Guiding center dynamics is a key framework for describing and addressing multi-scale problems in magnetized plasmas, providing a crucial theoretical foundation for frontier fields such as controlled nuclear fusion, space physics, and astrophysics. To date, the predominant plasma guiding center theory is still based on the guiding center Lagrangian system proposed by Littlejohn in the early 1980s. Despite continuous efforts by many renowned plasma physicists to establish a complete canonical guiding center theory, traditional canonical methods have long been confined to the reduced four-dimensional phase space and are highly dependent on the specific magnetic field form, making it difficult to form a universal theoretical framework. This bottleneck has not only severely restricted the completeness of guiding center theory but also hindered the establishment of long-term and accurate gyrokinetic descriptions for complex magnetized plasma systems. Furthermore, it has posed a fundamental obstacle to exploring the physical structure of guiding center systems and developing numerical algorithms with excellent structural properties.
To address this core scientific challenge, Professor Jian Liu's team leveraged the advantages of interdisciplinary collaboration, integrating plasma physics and computational mathematics. By synthesizing multidisciplinary theoretical approaches such as gyrokinetics, Hamiltonian systems, and multi-scale analysis, the team conducted sustained research. Using two different derivation methods, the team obtained three equivalent canonical expressions of guiding center dynamics, laying a solid foundation for the systematic development of guiding center symplectic algorithms and canonical gyrokinetics.
This work contributes scientific value in several key dimensions. From the perspective of fundamental theory, it derives a new guiding-center Lagrangian via two independent methods, and for the first time demonstrates that guiding-center dynamics form a canonical Hamiltonian system with two constraints in six-dimensional phase space, yielding three equivalent expressions. A clear "pseudo-particle" model beyond gyro-scale is established, making the dynamics self-consistent and physically complete.
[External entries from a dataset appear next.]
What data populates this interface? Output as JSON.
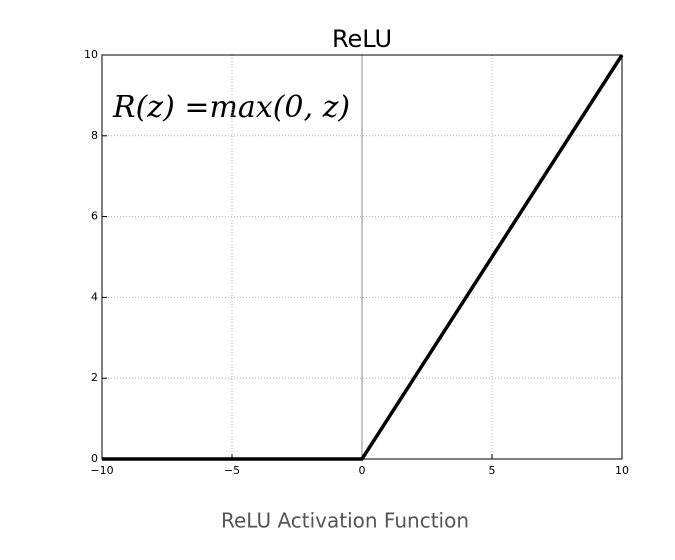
{
  "chart_data": {
    "type": "line",
    "title": "ReLU",
    "caption": "ReLU Activation Function",
    "annotation": "R(z) =max(0,  z)",
    "x": [
      -10,
      0,
      10
    ],
    "series": [
      {
        "name": "ReLU",
        "color": "#000000",
        "values": [
          0,
          0,
          10
        ]
      }
    ],
    "xlim": [
      -10,
      10
    ],
    "ylim": [
      0,
      10
    ],
    "xticks": [
      {
        "value": -10,
        "label": "−10"
      },
      {
        "value": -5,
        "label": "−5"
      },
      0,
      5,
      10
    ],
    "yticks": [
      0,
      2,
      4,
      6,
      8,
      10
    ],
    "vlines": [
      0
    ],
    "grid": true
  }
}
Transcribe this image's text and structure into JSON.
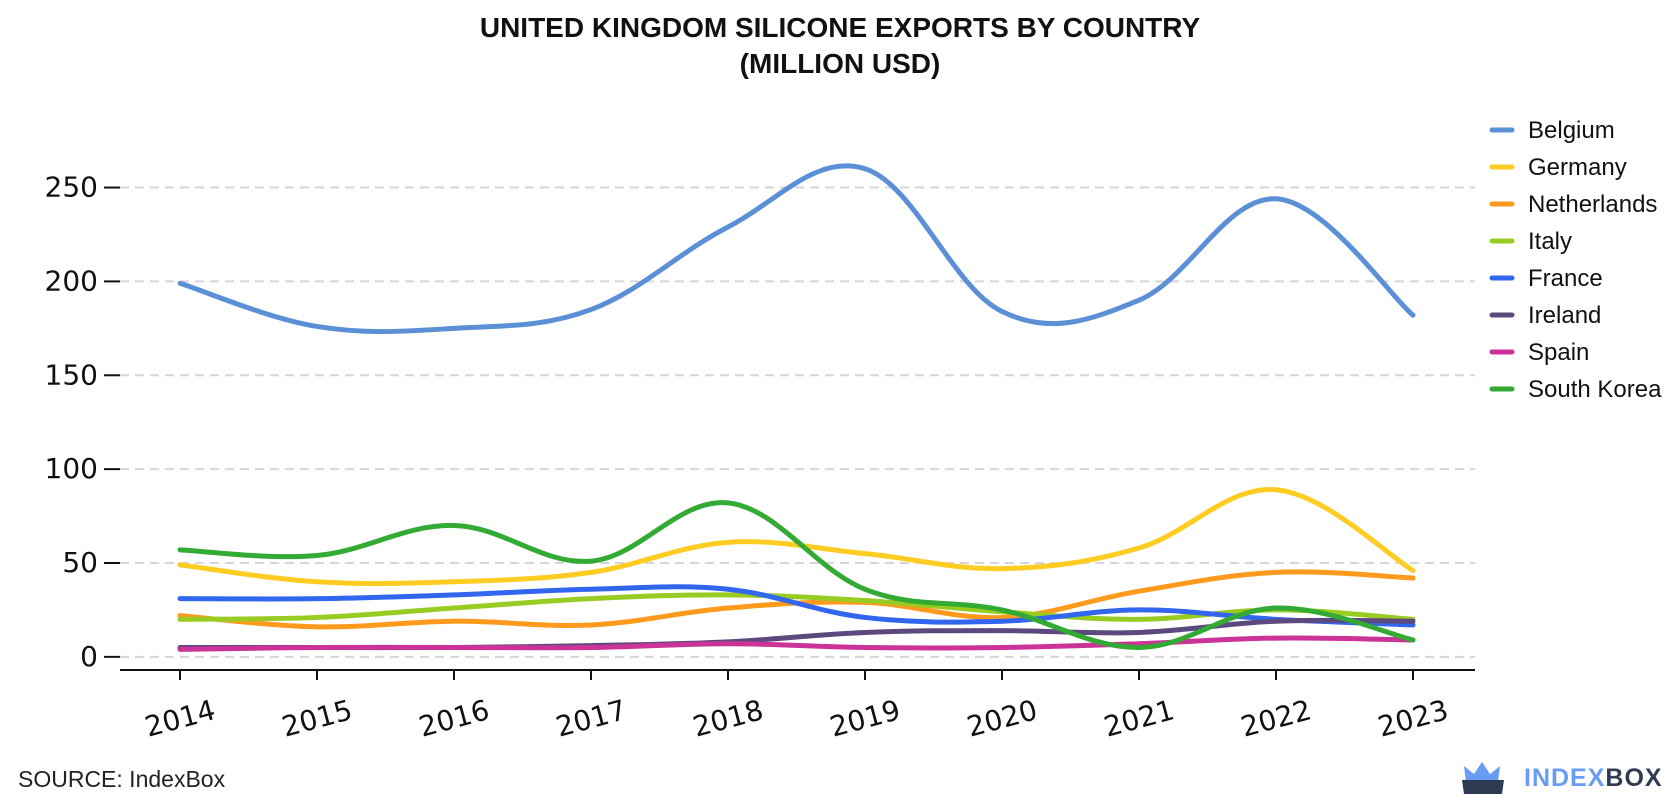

Furthermore, for the first time, the study reveals the origin of the intrinsic magnetic moment from a multi-scale modeling perspective, offering a fresh perspective for understanding the nature of the interaction between microscopic particles and magnetic fields.
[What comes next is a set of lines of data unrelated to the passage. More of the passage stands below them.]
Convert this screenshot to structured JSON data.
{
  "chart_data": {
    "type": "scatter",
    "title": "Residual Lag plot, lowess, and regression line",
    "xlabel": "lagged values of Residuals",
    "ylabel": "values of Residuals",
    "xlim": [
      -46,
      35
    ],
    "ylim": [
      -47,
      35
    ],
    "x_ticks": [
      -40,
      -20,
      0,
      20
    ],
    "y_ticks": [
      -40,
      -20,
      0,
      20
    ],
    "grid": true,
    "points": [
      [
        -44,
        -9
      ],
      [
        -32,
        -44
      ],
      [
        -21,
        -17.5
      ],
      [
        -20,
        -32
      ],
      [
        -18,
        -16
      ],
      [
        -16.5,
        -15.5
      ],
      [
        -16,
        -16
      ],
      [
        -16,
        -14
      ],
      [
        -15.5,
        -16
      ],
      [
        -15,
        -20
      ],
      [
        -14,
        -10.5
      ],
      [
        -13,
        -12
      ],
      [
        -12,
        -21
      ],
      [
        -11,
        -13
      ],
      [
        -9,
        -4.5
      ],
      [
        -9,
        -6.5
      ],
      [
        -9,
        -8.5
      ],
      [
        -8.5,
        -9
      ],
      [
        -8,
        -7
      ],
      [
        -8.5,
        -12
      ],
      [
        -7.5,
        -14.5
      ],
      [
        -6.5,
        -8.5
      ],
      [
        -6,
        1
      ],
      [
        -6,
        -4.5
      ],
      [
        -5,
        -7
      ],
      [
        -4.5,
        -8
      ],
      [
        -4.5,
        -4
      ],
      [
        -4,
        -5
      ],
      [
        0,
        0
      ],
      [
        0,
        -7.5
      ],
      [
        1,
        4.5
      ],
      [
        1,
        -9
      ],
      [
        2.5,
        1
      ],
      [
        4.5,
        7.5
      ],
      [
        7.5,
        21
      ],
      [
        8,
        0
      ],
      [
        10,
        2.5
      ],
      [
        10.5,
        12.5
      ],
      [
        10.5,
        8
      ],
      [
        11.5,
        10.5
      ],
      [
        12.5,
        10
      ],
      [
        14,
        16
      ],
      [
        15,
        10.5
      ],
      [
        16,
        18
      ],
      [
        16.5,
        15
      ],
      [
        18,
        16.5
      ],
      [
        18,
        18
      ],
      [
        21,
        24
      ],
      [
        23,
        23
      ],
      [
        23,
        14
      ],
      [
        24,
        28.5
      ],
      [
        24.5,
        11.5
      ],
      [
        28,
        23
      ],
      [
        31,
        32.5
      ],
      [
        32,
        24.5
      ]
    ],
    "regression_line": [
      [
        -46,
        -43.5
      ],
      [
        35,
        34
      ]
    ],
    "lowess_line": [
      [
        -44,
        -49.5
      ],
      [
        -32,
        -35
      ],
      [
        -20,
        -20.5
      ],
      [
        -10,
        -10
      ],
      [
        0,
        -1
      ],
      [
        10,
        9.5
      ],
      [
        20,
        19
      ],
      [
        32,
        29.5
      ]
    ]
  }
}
From the perspective of fundamental theory, the canonical framework clarifies the symplectic structure, enabling the systematic development of guiding center symplectic algorithms with a theoretical foundation. Through guiding center numerical simulations of plasma distribution evolution in magnetic mirror fields, it has been verified that the symplectic mid-point method based on this theory maintains energy relative errors within an extremely small range during long-term simulations. In contrast, traditional non-geometric algorithms (such as RK4) exhibit significant error growth due to coherent accumulation as the simulation progresses. Guiding center symplectic algorithms will become an essential method for long-term, accurate simulation of guiding center dynamics in complex magnetic fields, providing technical support for key challenges such as magnetic field design, confinement optimization, and control prediction in controlled nuclear fusion devices. Furthermore, this theory serves as a core basis for developing canonical gyrokinetic theory and symplectic gyrokinetic PIC simulation algorithms and codes.